Woman looking at a laptop computer

The collection of problems, mostly eye and vision-related, associated with computer use are called Computer Vision Syndrome (CVS). Symptoms include eye strain, dry eyes, blurred vision, red or pink eyes, burning, light sensitivity, headaches, and pain in the shoulders, neck and back.

Statistics on digital overload show:

  • 70% of Americans use two or more devices at the same time
  • American adults spend more than nine hours a day on digital devices
  • Nearly 65% of American adults complain of headaches, neck/shoulder pain, and eyestrain when using digital devices

According to the American Optometric Association, “In most cases, symptoms of CVS or Digital Eye Strain occur because the visual demands of the task exceed the visual abilities of the individual to comfortably perform them. At greatest risk for developing CVS or Digital Eye Strain are those persons who spend two or more continuous hours at a computer or using a digital screen device every day.”

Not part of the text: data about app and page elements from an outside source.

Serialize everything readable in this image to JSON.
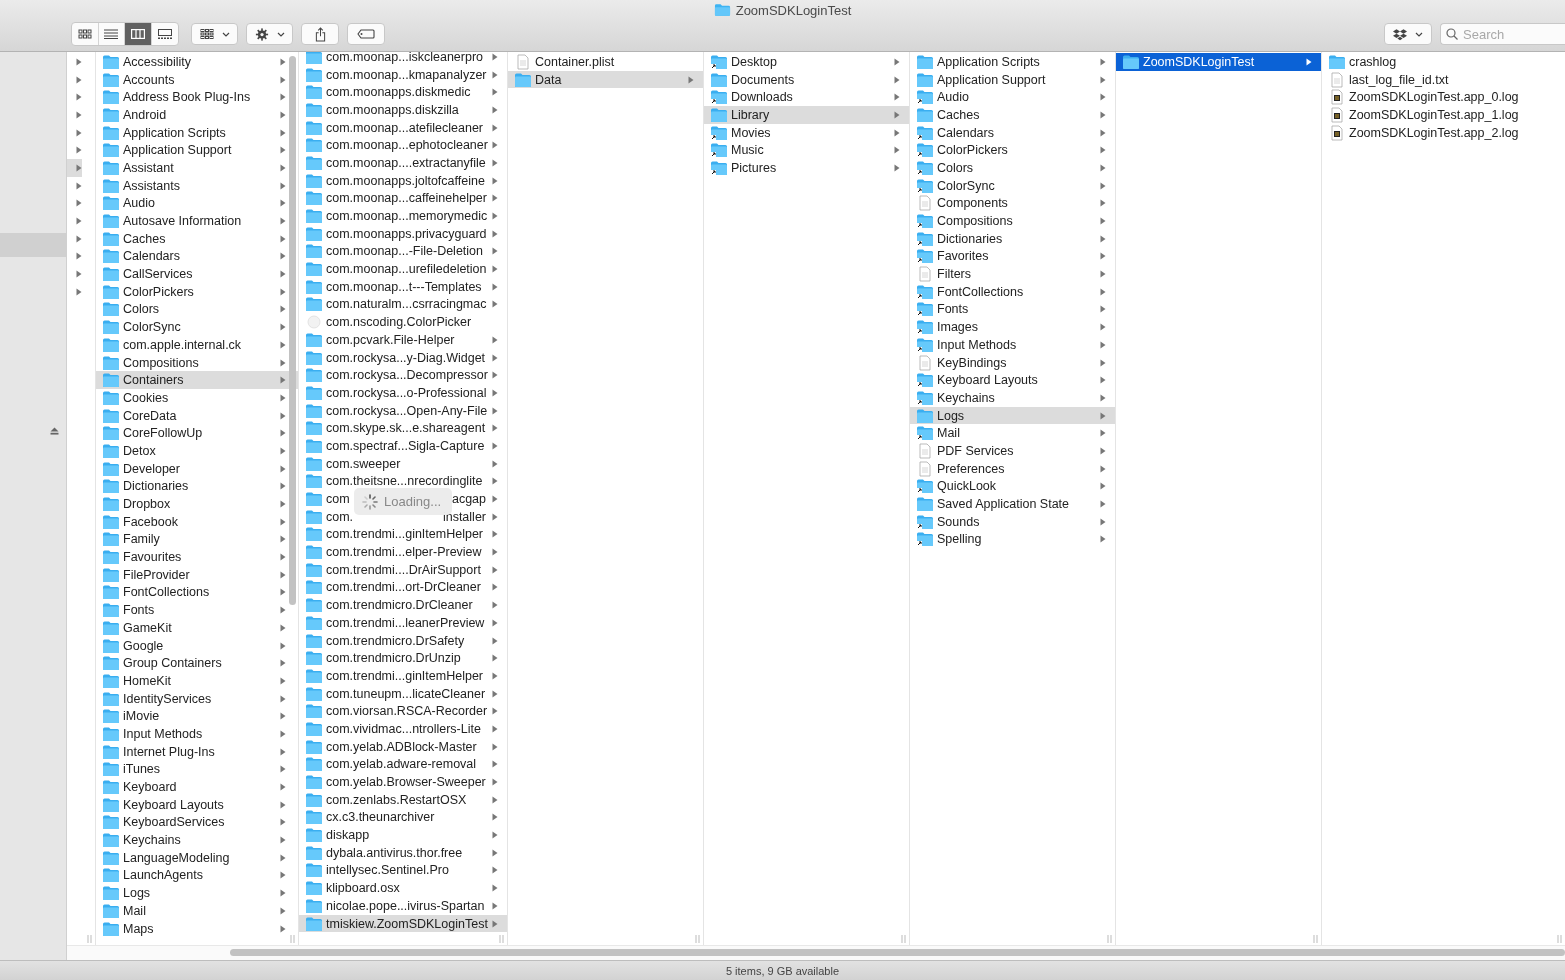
{
  "window": {
    "title": "ZoomSDKLoginTest"
  },
  "toolbar": {
    "views": [
      {
        "kind": "icon",
        "selected": false
      },
      {
        "kind": "list",
        "selected": false
      },
      {
        "kind": "column",
        "selected": true
      },
      {
        "kind": "gallery",
        "selected": false
      }
    ],
    "search": {
      "placeholder": "Search"
    }
  },
  "loading": {
    "label": "Loading..."
  },
  "columns": [
    {
      "active": false,
      "items": [
        {
          "expandable": true,
          "selected": false
        },
        {
          "expandable": true,
          "selected": false
        },
        {
          "expandable": true,
          "selected": false
        },
        {
          "expandable": true,
          "selected": false
        },
        {
          "expandable": true,
          "selected": false
        },
        {
          "expandable": true,
          "selected": false
        },
        {
          "expandable": true,
          "selected": true
        },
        {
          "expandable": true,
          "selected": false
        },
        {
          "expandable": true,
          "selected": false
        },
        {
          "expandable": true,
          "selected": false
        },
        {
          "expandable": true,
          "selected": false
        },
        {
          "expandable": true,
          "selected": false
        },
        {
          "expandable": true,
          "selected": false
        },
        {
          "expandable": true,
          "selected": false
        }
      ]
    },
    {
      "active": false,
      "items": [
        {
          "name": "Accessibility",
          "kind": "folder",
          "expandable": true,
          "selected": false
        },
        {
          "name": "Accounts",
          "kind": "folder",
          "expandable": true,
          "selected": false
        },
        {
          "name": "Address Book Plug-Ins",
          "kind": "folder",
          "expandable": true,
          "selected": false
        },
        {
          "name": "Android",
          "kind": "folder",
          "expandable": true,
          "selected": false
        },
        {
          "name": "Application Scripts",
          "kind": "folder",
          "expandable": true,
          "selected": false
        },
        {
          "name": "Application Support",
          "kind": "folder",
          "expandable": true,
          "selected": false
        },
        {
          "name": "Assistant",
          "kind": "folder",
          "expandable": true,
          "selected": false
        },
        {
          "name": "Assistants",
          "kind": "folder",
          "expandable": true,
          "selected": false
        },
        {
          "name": "Audio",
          "kind": "folder",
          "expandable": true,
          "selected": false
        },
        {
          "name": "Autosave Information",
          "kind": "folder",
          "expandable": true,
          "selected": false
        },
        {
          "name": "Caches",
          "kind": "folder",
          "expandable": true,
          "selected": false
        },
        {
          "name": "Calendars",
          "kind": "folder",
          "expandable": true,
          "selected": false
        },
        {
          "name": "CallServices",
          "kind": "folder",
          "expandable": true,
          "selected": false
        },
        {
          "name": "ColorPickers",
          "kind": "folder",
          "expandable": true,
          "selected": false
        },
        {
          "name": "Colors",
          "kind": "folder",
          "expandable": true,
          "selected": false
        },
        {
          "name": "ColorSync",
          "kind": "folder",
          "expandable": true,
          "selected": false
        },
        {
          "name": "com.apple.internal.ck",
          "kind": "folder",
          "expandable": true,
          "selected": false
        },
        {
          "name": "Compositions",
          "kind": "folder",
          "expandable": true,
          "selected": false
        },
        {
          "name": "Containers",
          "kind": "folder",
          "expandable": true,
          "selected": true
        },
        {
          "name": "Cookies",
          "kind": "folder",
          "expandable": true,
          "selected": false
        },
        {
          "name": "CoreData",
          "kind": "folder",
          "expandable": true,
          "selected": false
        },
        {
          "name": "CoreFollowUp",
          "kind": "folder",
          "expandable": true,
          "selected": false
        },
        {
          "name": "Detox",
          "kind": "folder",
          "expandable": true,
          "selected": false
        },
        {
          "name": "Developer",
          "kind": "folder",
          "expandable": true,
          "selected": false
        },
        {
          "name": "Dictionaries",
          "kind": "folder",
          "expandable": true,
          "selected": false
        },
        {
          "name": "Dropbox",
          "kind": "folder",
          "expandable": true,
          "selected": false
        },
        {
          "name": "Facebook",
          "kind": "folder",
          "expandable": true,
          "selected": false
        },
        {
          "name": "Family",
          "kind": "folder",
          "expandable": true,
          "selected": false
        },
        {
          "name": "Favourites",
          "kind": "folder",
          "expandable": true,
          "selected": false
        },
        {
          "name": "FileProvider",
          "kind": "folder",
          "expandable": true,
          "selected": false
        },
        {
          "name": "FontCollections",
          "kind": "folder",
          "expandable": true,
          "selected": false
        },
        {
          "name": "Fonts",
          "kind": "folder",
          "expandable": true,
          "selected": false
        },
        {
          "name": "GameKit",
          "kind": "folder",
          "expandable": true,
          "selected": false
        },
        {
          "name": "Google",
          "kind": "folder",
          "expandable": true,
          "selected": false
        },
        {
          "name": "Group Containers",
          "kind": "folder",
          "expandable": true,
          "selected": false
        },
        {
          "name": "HomeKit",
          "kind": "folder",
          "expandable": true,
          "selected": false
        },
        {
          "name": "IdentityServices",
          "kind": "folder",
          "expandable": true,
          "selected": false
        },
        {
          "name": "iMovie",
          "kind": "folder",
          "expandable": true,
          "selected": false
        },
        {
          "name": "Input Methods",
          "kind": "folder",
          "expandable": true,
          "selected": false
        },
        {
          "name": "Internet Plug-Ins",
          "kind": "folder",
          "expandable": true,
          "selected": false
        },
        {
          "name": "iTunes",
          "kind": "folder",
          "expandable": true,
          "selected": false
        },
        {
          "name": "Keyboard",
          "kind": "folder",
          "expandable": true,
          "selected": false
        },
        {
          "name": "Keyboard Layouts",
          "kind": "folder",
          "expandable": true,
          "selected": false
        },
        {
          "name": "KeyboardServices",
          "kind": "folder",
          "expandable": true,
          "selected": false
        },
        {
          "name": "Keychains",
          "kind": "folder",
          "expandable": true,
          "selected": false
        },
        {
          "name": "LanguageModeling",
          "kind": "folder",
          "expandable": true,
          "selected": false
        },
        {
          "name": "LaunchAgents",
          "kind": "folder",
          "expandable": true,
          "selected": false
        },
        {
          "name": "Logs",
          "kind": "folder",
          "expandable": true,
          "selected": false
        },
        {
          "name": "Mail",
          "kind": "folder",
          "expandable": true,
          "selected": false
        },
        {
          "name": "Maps",
          "kind": "folder",
          "expandable": true,
          "selected": false
        }
      ]
    },
    {
      "active": false,
      "items": [
        {
          "name": "com.moonap...iskcleanerpro",
          "kind": "folder",
          "expandable": true,
          "selected": false
        },
        {
          "name": "com.moonap...kmapanalyzer",
          "kind": "folder",
          "expandable": true,
          "selected": false
        },
        {
          "name": "com.moonapps.diskmedic",
          "kind": "folder",
          "expandable": true,
          "selected": false
        },
        {
          "name": "com.moonapps.diskzilla",
          "kind": "folder",
          "expandable": true,
          "selected": false
        },
        {
          "name": "com.moonap...atefilecleaner",
          "kind": "folder",
          "expandable": true,
          "selected": false
        },
        {
          "name": "com.moonap...ephotocleaner",
          "kind": "folder",
          "expandable": true,
          "selected": false
        },
        {
          "name": "com.moonap....extractanyfile",
          "kind": "folder",
          "expandable": true,
          "selected": false
        },
        {
          "name": "com.moonapps.joltofcaffeine",
          "kind": "folder",
          "expandable": true,
          "selected": false
        },
        {
          "name": "com.moonap...caffeinehelper",
          "kind": "folder",
          "expandable": true,
          "selected": false
        },
        {
          "name": "com.moonap...memorymedic",
          "kind": "folder",
          "expandable": true,
          "selected": false
        },
        {
          "name": "com.moonapps.privacyguard",
          "kind": "folder",
          "expandable": true,
          "selected": false
        },
        {
          "name": "com.moonap...-File-Deletion",
          "kind": "folder",
          "expandable": true,
          "selected": false
        },
        {
          "name": "com.moonap...urefiledeletion",
          "kind": "folder",
          "expandable": true,
          "selected": false
        },
        {
          "name": "com.moonap...t---Templates",
          "kind": "folder",
          "expandable": true,
          "selected": false
        },
        {
          "name": "com.naturalm...csrracingmac",
          "kind": "folder",
          "expandable": true,
          "selected": false
        },
        {
          "name": "com.nscoding.ColorPicker",
          "kind": "plugin",
          "expandable": false,
          "selected": false
        },
        {
          "name": "com.pcvark.File-Helper",
          "kind": "folder",
          "expandable": true,
          "selected": false
        },
        {
          "name": "com.rockysa...y-Diag.Widget",
          "kind": "folder",
          "expandable": true,
          "selected": false
        },
        {
          "name": "com.rockysa...Decompressor",
          "kind": "folder",
          "expandable": true,
          "selected": false
        },
        {
          "name": "com.rockysa...o-Professional",
          "kind": "folder",
          "expandable": true,
          "selected": false
        },
        {
          "name": "com.rockysa...Open-Any-File",
          "kind": "folder",
          "expandable": true,
          "selected": false
        },
        {
          "name": "com.skype.sk...e.shareagent",
          "kind": "folder",
          "expandable": true,
          "selected": false
        },
        {
          "name": "com.spectraf...Sigla-Capture",
          "kind": "folder",
          "expandable": true,
          "selected": false
        },
        {
          "name": "com.sweeper",
          "kind": "folder",
          "expandable": true,
          "selected": false
        },
        {
          "name": "com.theitsne...nrecordinglite",
          "kind": "folder",
          "expandable": true,
          "selected": false
        },
        {
          "name": "com",
          "tail": "acgap",
          "kind": "folder",
          "expandable": true,
          "selected": false
        },
        {
          "name": "com.",
          "tail": "installer",
          "kind": "folder",
          "expandable": true,
          "selected": false
        },
        {
          "name": "com.trendmi...ginItemHelper",
          "kind": "folder",
          "expandable": true,
          "selected": false
        },
        {
          "name": "com.trendmi...elper-Preview",
          "kind": "folder",
          "expandable": true,
          "selected": false
        },
        {
          "name": "com.trendmi....DrAirSupport",
          "kind": "folder",
          "expandable": true,
          "selected": false
        },
        {
          "name": "com.trendmi...ort-DrCleaner",
          "kind": "folder",
          "expandable": true,
          "selected": false
        },
        {
          "name": "com.trendmicro.DrCleaner",
          "kind": "folder",
          "expandable": true,
          "selected": false
        },
        {
          "name": "com.trendmi...leanerPreview",
          "kind": "folder",
          "expandable": true,
          "selected": false
        },
        {
          "name": "com.trendmicro.DrSafety",
          "kind": "folder",
          "expandable": true,
          "selected": false
        },
        {
          "name": "com.trendmicro.DrUnzip",
          "kind": "folder",
          "expandable": true,
          "selected": false
        },
        {
          "name": "com.trendmi...ginItemHelper",
          "kind": "folder",
          "expandable": true,
          "selected": false
        },
        {
          "name": "com.tuneupm...licateCleaner",
          "kind": "folder",
          "expandable": true,
          "selected": false
        },
        {
          "name": "com.viorsan.RSCA-Recorder",
          "kind": "folder",
          "expandable": true,
          "selected": false
        },
        {
          "name": "com.vividmac...ntrollers-Lite",
          "kind": "folder",
          "expandable": true,
          "selected": false
        },
        {
          "name": "com.yelab.ADBlock-Master",
          "kind": "folder",
          "expandable": true,
          "selected": false
        },
        {
          "name": "com.yelab.adware-removal",
          "kind": "folder",
          "expandable": true,
          "selected": false
        },
        {
          "name": "com.yelab.Browser-Sweeper",
          "kind": "folder",
          "expandable": true,
          "selected": false
        },
        {
          "name": "com.zenlabs.RestartOSX",
          "kind": "folder",
          "expandable": true,
          "selected": false
        },
        {
          "name": "cx.c3.theunarchiver",
          "kind": "folder",
          "expandable": true,
          "selected": false
        },
        {
          "name": "diskapp",
          "kind": "folder",
          "expandable": true,
          "selected": false
        },
        {
          "name": "dybala.antivirus.thor.free",
          "kind": "folder",
          "expandable": true,
          "selected": false
        },
        {
          "name": "intellysec.Sentinel.Pro",
          "kind": "folder",
          "expandable": true,
          "selected": false
        },
        {
          "name": "klipboard.osx",
          "kind": "folder",
          "expandable": true,
          "selected": false
        },
        {
          "name": "nicolae.pope...ivirus-Spartan",
          "kind": "folder",
          "expandable": true,
          "selected": false
        },
        {
          "name": "tmiskiew.ZoomSDKLoginTest",
          "kind": "folder",
          "expandable": true,
          "selected": true
        }
      ]
    },
    {
      "active": false,
      "items": [
        {
          "name": "Container.plist",
          "kind": "document",
          "expandable": false,
          "selected": false
        },
        {
          "name": "Data",
          "kind": "folder",
          "expandable": true,
          "selected": true
        }
      ]
    },
    {
      "active": false,
      "items": [
        {
          "name": "Desktop",
          "kind": "alias",
          "expandable": true,
          "selected": false
        },
        {
          "name": "Documents",
          "kind": "folder",
          "expandable": true,
          "selected": false
        },
        {
          "name": "Downloads",
          "kind": "alias",
          "expandable": true,
          "selected": false
        },
        {
          "name": "Library",
          "kind": "folder",
          "expandable": true,
          "selected": true
        },
        {
          "name": "Movies",
          "kind": "alias",
          "expandable": true,
          "selected": false
        },
        {
          "name": "Music",
          "kind": "alias",
          "expandable": true,
          "selected": false
        },
        {
          "name": "Pictures",
          "kind": "alias",
          "expandable": true,
          "selected": false
        }
      ]
    },
    {
      "active": false,
      "items": [
        {
          "name": "Application Scripts",
          "kind": "folder",
          "expandable": true,
          "selected": false
        },
        {
          "name": "Application Support",
          "kind": "folder",
          "expandable": true,
          "selected": false
        },
        {
          "name": "Audio",
          "kind": "alias",
          "expandable": true,
          "selected": false
        },
        {
          "name": "Caches",
          "kind": "folder",
          "expandable": true,
          "selected": false
        },
        {
          "name": "Calendars",
          "kind": "alias",
          "expandable": true,
          "selected": false
        },
        {
          "name": "ColorPickers",
          "kind": "alias",
          "expandable": true,
          "selected": false
        },
        {
          "name": "Colors",
          "kind": "alias",
          "expandable": true,
          "selected": false
        },
        {
          "name": "ColorSync",
          "kind": "alias",
          "expandable": true,
          "selected": false
        },
        {
          "name": "Components",
          "kind": "document",
          "expandable": true,
          "selected": false
        },
        {
          "name": "Compositions",
          "kind": "alias",
          "expandable": true,
          "selected": false
        },
        {
          "name": "Dictionaries",
          "kind": "alias",
          "expandable": true,
          "selected": false
        },
        {
          "name": "Favorites",
          "kind": "alias",
          "expandable": true,
          "selected": false
        },
        {
          "name": "Filters",
          "kind": "document",
          "expandable": true,
          "selected": false
        },
        {
          "name": "FontCollections",
          "kind": "alias",
          "expandable": true,
          "selected": false
        },
        {
          "name": "Fonts",
          "kind": "alias",
          "expandable": true,
          "selected": false
        },
        {
          "name": "Images",
          "kind": "alias",
          "expandable": true,
          "selected": false
        },
        {
          "name": "Input Methods",
          "kind": "alias",
          "expandable": true,
          "selected": false
        },
        {
          "name": "KeyBindings",
          "kind": "document",
          "expandable": true,
          "selected": false
        },
        {
          "name": "Keyboard Layouts",
          "kind": "alias",
          "expandable": true,
          "selected": false
        },
        {
          "name": "Keychains",
          "kind": "alias",
          "expandable": true,
          "selected": false
        },
        {
          "name": "Logs",
          "kind": "folder",
          "expandable": true,
          "selected": true
        },
        {
          "name": "Mail",
          "kind": "alias",
          "expandable": true,
          "selected": false
        },
        {
          "name": "PDF Services",
          "kind": "document",
          "expandable": true,
          "selected": false
        },
        {
          "name": "Preferences",
          "kind": "document",
          "expandable": true,
          "selected": false
        },
        {
          "name": "QuickLook",
          "kind": "alias",
          "expandable": true,
          "selected": false
        },
        {
          "name": "Saved Application State",
          "kind": "folder",
          "expandable": true,
          "selected": false
        },
        {
          "name": "Sounds",
          "kind": "alias",
          "expandable": true,
          "selected": false
        },
        {
          "name": "Spelling",
          "kind": "alias",
          "expandable": true,
          "selected": false
        }
      ]
    },
    {
      "active": true,
      "items": [
        {
          "name": "ZoomSDKLoginTest",
          "kind": "folder",
          "expandable": true,
          "selected": true
        }
      ]
    },
    {
      "items": [
        {
          "name": "crashlog",
          "kind": "folder",
          "expandable": false,
          "selected": false
        },
        {
          "name": "last_log_file_id.txt",
          "kind": "document",
          "expandable": false,
          "selected": false
        },
        {
          "name": "ZoomSDKLoginTest.app_0.log",
          "kind": "log",
          "expandable": false,
          "selected": false
        },
        {
          "name": "ZoomSDKLoginTest.app_1.log",
          "kind": "log",
          "expandable": false,
          "selected": false
        },
        {
          "name": "ZoomSDKLoginTest.app_2.log",
          "kind": "log",
          "expandable": false,
          "selected": false
        }
      ]
    }
  ],
  "status_bar": {
    "text": "5 items, 9 GB available"
  }
}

To reduce the symptoms of eyestrain, headaches, blurred vision, dry eyes, neck and shoulder pain, schedule an eye exam and discuss your options with your doctor. Harvard Eye Associates now has specialized testing for measuring the degree of misalignment of your eyes at distance and near, that may contribute to CVS.

If your eyes aren’t in sync, the brain must do the work to compensate for the misalignment. Specialty prescription lenses, called neurolenses®, add a contoured prism to bring your eyes into alignment to relieve headaches, neck/shoulder pain, and eyestrain often caused by using digital devices, reading, or doing detail work.